INDOPOS.CO.ID – Analis Sosial Politik Universitas Negeri Jakarta (UNJ) Ubedilah Badrun menilai, pernyataan Presiden Joko Widodo (Jokowi) kurang tepat menyebutkan, presiden boleh berkampanye dan memihak dalam pemilihan umum (Pemilu) 2024.
“Cara berpikir Presiden Jokowi yang mengatakan, boleh kampanye itu cara berpikir yang menempatkan Presiden semata-mata sebagai jabatan politik,” kata Ubedilah melalui gawai, Jakarta, Kamis (25/1/2024).
Menurutnya, pernyataan itu secara terang benderang melanggar undang-undang. Sebab menurut UU Nomor 7 Tahun 2017 tentang Pemilu mengamanatkan beberapa ketentuan yang menekankan perlunya netralitas presiden
“Dia sangat keliru dan bahkan bisa melanggar UUD 1945,” ucap Ubedilah.
Sebab, Presiden bukan sekadar jabatan politik tetapi menurut UUD 1945 melekat pada dirinya sebagai kepala pemerintahan dan kepala negara.
Di sisi lain, misalnya pasal 48 ayat (1) huruf b UU menetapkan, bahwa KPU harus melaporkan pelaksanaan seluruh tahapan pemilu dan tugas-tugas lainnya kepada DPR dan Presiden.
Maka posisi struktural itu (KPU lapor ke Presiden) menunjukkan, bahwa presiden bukan menjadi bagian yang terlibat dalam proses kontestasi elektoral. Tujuannya menghindari penyalahgunaan kekuasaan.
“Agar tidak ada abuse of power dalam proses pemilihan umum,” kritiknya.

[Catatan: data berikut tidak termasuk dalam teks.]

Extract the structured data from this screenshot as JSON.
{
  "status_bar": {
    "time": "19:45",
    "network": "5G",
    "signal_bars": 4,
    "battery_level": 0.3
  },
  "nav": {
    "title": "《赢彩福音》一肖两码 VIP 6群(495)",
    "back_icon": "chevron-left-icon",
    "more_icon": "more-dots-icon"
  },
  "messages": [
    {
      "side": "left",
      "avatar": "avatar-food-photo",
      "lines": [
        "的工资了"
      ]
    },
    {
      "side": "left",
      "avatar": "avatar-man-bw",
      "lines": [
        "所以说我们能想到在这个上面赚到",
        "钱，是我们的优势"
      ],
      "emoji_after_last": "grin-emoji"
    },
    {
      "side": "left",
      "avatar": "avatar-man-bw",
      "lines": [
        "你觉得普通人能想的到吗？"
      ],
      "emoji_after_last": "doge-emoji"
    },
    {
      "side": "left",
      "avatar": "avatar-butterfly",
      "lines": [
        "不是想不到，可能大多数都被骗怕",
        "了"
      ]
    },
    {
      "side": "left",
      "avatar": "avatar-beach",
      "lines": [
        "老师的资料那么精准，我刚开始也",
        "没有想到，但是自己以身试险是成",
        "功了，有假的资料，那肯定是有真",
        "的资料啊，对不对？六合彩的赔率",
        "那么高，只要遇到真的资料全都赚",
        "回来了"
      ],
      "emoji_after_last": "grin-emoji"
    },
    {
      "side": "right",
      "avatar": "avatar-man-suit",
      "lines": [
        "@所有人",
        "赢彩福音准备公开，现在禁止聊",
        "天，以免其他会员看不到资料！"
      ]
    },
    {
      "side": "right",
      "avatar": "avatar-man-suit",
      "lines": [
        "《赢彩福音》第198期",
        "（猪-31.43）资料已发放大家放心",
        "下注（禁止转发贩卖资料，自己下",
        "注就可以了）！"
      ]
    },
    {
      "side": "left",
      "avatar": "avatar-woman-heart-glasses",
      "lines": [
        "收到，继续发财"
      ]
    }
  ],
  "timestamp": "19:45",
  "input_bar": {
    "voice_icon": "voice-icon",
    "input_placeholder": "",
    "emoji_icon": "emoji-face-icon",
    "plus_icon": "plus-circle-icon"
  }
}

Selain itu, dalam pasal 299 UU Pemilu disebutkan bahwa yang boleh kampanye adalah mereka yg sudah didaftarkan sebagai juru kampanye atau tim kampanye.
“Lah, Jokowi memang sudah didaftarkan ke KPU jadi juru kampanye atau tim kampanye? Tidak ada nama Jokowi di tim Prabowo,” ujarnya.
“Faktanya ia telat turut mengampanyekan Prabowo dan bahkan kampanye untuk partai yang dipimpin anaknya,” tambah Ubedilah.
Presiden Jokowi menyatakan, bahwa seorang kepala negara diperbolehkan melakukan kampanye saat pemilu. Juga boleh memihak pasangan calon tertentu.
“Yang penting, presiden itu boleh loh kampanye. Presiden itu boleh loh memihak. Boleh,” terang Jokowi di Pangkalan TNI AU Halim Perdanakusuma, Jakarta, Rabu (24/1/2024) kemarin.
Jokowi menekankan, dalam berkampanye tentu tidak boleh menggunakan fasilitas negara.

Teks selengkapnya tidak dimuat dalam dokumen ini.